In other words, gene orientation appears to be sufficient to explain the bimodal GC skew distribution (Z-test p-value = 0) and negative GC skew values. Additionally, as mutational pressure seems to drive an increasingly positive GC skew, it appears to be unlikely that mutational pressures cause the negative GC skew of many genes. Overall, these observations are consistent with the idea that negative GC skew values are an indication that a gene is in the inverted state (relative to its typical orientation). By extension, our findings suggests that most lagging strand genes were likely the result of a gene inversion event that brought a natively leading strand gene to the lagging strand.
Conclusions and Future Work
Overall, these data offer a variety of insights into the evolutionary history of the bacterial chromosome. They suggest that there is a significant benefit to having genes encoded on the leading strand, co-orienting transcription with the DNA replication machinery. However, in our original manuscript we provide additional analyses of negative GC skew genes and show that, at least temporarily, the lagging strand (HO) orientation may be beneficial to the cell.
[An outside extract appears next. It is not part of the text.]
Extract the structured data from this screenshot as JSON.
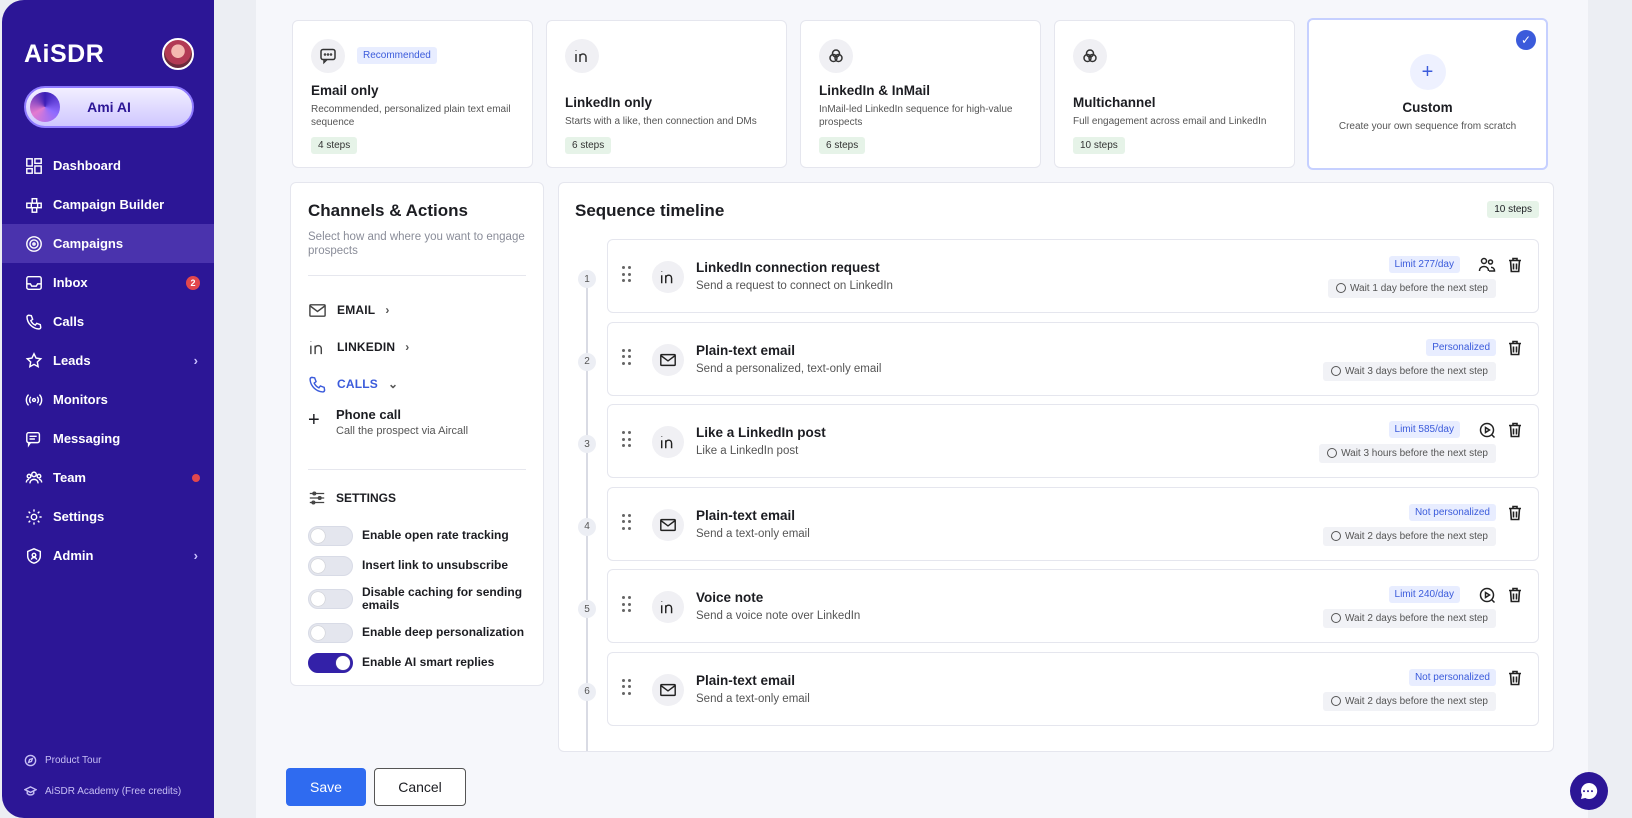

We provide additional evidence head-on replication-transcription conflicts confer a faster rate of evolution on many inverted genes, potentially providing this benefit.
We hypothesize that in some contexts, the increase in mutagenesis and subsequent faster evolution may be enough to offset the cost associated with the decrease in DNA replication speed.
While our work offers a tempting hypothesis about the evolutionary history of bacterial genomes, there are a variety of influences affecting the GC skew. These including sequence context and selection, as evidenced by the work of Chen et al. among others. While the data presented here implicates gene inversion as the predominant mechanism causing negative GC skew regions, this is only one interpretation of the data. Future work is needed to help determine if gene inversion is truly the only major cause of negative GC skew regions and define the relative effects of other influences.
GCS PlotR App
GC skew profiles were plotted using ggplot2 using the GCS PlotR Shiny app, available on GitHub. The app allows users to to visualize the GC skew value distributions by codon position, and gene orientation for four bacterial species: E. coli, M. tuberculosis, B. subtilis, and M. gallisepticum. The tool can also be rapidly customized to display equivalent data from other organisms.